Hi Wooo, As you well know I have a horrible blind spot on leptin. I looked at figure 3A where leptin is very low in the systemic circulation and just thought “Well, they’re skinny…”. We’d be talking implanted adipocyte/liver leptin crosstalk here (?) which is out of my field of reading. I hadn’t considered an increase in exposure to insulin. Obviously the insulin in the HPV is much higher than in the systemic circulation. The question then becomes one of asking where the arterial supply to the transplants arises from (mesenteric artery? i.e. systemic?) so I’m still not sure… I have to admit that I was expecting that the portally released FFAs, if they are real, would induce hepatic insulin resistance but the portal infusion data look to be at much lower rates than the rates supplied by whole body lipolysis under starvation, where hepatic insulin resistance should occur. So if the effect is via portal FFA the effect should require low-but-not-zero supplementation from the SC adipocytes.

I also looked at the 14C-DG uptakes in Fig4 but these only show basal vs (what I assume is supra maximal, it’s not in the methods) insulin.
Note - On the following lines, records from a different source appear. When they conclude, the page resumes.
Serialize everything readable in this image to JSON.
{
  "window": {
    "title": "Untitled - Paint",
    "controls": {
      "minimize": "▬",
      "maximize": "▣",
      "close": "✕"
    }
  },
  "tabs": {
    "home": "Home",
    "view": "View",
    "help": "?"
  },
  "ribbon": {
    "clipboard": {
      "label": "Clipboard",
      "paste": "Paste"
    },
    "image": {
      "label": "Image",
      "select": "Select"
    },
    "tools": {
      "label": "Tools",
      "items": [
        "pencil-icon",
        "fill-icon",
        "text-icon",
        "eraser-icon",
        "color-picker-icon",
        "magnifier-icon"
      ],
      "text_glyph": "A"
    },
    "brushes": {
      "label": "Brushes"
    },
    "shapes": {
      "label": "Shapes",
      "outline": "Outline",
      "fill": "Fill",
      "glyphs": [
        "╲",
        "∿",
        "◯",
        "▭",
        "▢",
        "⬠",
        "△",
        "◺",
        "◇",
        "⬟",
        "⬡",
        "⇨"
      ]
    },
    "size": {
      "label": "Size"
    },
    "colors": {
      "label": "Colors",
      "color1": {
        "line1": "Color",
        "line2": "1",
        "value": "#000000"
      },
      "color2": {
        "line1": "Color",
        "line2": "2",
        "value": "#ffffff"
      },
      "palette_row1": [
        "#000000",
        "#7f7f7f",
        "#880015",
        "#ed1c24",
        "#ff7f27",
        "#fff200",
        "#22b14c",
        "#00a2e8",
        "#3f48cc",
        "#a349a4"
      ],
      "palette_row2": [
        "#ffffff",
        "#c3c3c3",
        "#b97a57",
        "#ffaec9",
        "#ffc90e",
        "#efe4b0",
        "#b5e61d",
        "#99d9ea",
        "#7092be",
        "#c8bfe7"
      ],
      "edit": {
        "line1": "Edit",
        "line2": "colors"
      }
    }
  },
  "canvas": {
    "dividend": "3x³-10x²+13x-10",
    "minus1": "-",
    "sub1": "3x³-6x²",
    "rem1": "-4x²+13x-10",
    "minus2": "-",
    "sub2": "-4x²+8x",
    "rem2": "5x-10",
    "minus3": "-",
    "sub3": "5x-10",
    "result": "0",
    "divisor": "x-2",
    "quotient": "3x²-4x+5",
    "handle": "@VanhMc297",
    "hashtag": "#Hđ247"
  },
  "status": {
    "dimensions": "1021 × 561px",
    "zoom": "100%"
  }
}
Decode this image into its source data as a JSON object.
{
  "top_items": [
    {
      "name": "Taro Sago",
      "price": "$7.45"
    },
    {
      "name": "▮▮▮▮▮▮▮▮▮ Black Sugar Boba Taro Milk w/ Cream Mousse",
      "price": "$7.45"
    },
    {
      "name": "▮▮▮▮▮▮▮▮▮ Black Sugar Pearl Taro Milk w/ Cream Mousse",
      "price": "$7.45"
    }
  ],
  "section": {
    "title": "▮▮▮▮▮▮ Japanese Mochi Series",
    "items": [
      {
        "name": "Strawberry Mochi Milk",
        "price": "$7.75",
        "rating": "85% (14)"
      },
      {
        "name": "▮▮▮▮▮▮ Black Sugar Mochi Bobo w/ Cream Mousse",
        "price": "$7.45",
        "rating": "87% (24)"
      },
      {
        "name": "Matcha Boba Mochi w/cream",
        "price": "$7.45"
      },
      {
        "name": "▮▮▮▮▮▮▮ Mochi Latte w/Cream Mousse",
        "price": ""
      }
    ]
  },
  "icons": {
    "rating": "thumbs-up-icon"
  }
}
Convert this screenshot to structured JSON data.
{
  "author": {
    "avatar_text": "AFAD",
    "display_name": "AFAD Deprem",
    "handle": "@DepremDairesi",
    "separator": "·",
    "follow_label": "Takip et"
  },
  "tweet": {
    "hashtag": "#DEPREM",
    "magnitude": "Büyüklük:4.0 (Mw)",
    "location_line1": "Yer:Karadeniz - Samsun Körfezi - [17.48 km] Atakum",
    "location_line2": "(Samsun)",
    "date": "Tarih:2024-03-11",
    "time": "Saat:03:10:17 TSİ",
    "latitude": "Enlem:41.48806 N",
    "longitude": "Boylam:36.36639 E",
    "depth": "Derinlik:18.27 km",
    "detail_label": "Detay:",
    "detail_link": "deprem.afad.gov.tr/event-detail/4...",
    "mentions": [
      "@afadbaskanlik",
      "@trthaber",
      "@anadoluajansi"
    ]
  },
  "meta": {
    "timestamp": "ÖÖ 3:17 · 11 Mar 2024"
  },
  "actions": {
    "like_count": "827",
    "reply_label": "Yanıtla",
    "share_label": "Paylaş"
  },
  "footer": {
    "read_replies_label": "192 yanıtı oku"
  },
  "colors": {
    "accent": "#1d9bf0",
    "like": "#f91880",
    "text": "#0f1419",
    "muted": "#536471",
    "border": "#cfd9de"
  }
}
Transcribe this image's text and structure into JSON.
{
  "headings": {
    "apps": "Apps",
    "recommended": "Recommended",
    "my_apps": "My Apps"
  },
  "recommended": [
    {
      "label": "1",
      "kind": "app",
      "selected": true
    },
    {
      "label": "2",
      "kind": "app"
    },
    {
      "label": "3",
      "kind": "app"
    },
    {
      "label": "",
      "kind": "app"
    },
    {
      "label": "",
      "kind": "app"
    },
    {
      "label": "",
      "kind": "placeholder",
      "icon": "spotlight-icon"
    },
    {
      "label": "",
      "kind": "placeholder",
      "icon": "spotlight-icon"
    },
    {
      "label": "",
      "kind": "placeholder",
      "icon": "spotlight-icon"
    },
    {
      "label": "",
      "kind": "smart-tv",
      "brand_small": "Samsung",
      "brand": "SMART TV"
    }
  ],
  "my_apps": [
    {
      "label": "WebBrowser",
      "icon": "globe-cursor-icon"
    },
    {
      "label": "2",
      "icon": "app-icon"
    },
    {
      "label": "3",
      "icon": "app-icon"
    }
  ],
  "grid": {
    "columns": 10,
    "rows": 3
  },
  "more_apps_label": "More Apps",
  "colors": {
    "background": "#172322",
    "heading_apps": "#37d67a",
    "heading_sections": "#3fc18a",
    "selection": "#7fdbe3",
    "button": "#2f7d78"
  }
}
Probably tells us nothing except how much “room” is present in a given adipocyte in each population, rather than physiological responses during rising/falling insulin levels. All of the transplanted SC adipocytes stay small, transplanted VIS adipocytes grow very slightly, but they are pretty big to being with.

It’s certainly an interesting paper which opens up all sorts of ideas. I think the authors have a long way to go.

Pete

Eric said...

Somewhat unrelated:

https://www.theguardian.com/society/2018/jun/10/converting-bad-fat-to-good-fat-a-new-means-of-tackling-obesity

How do 50 - 100 g of brown fat, which probably contain less mitochondriae than several kg of muscle or 1.4 kg of brain, manage to burn through 20% of daily calories??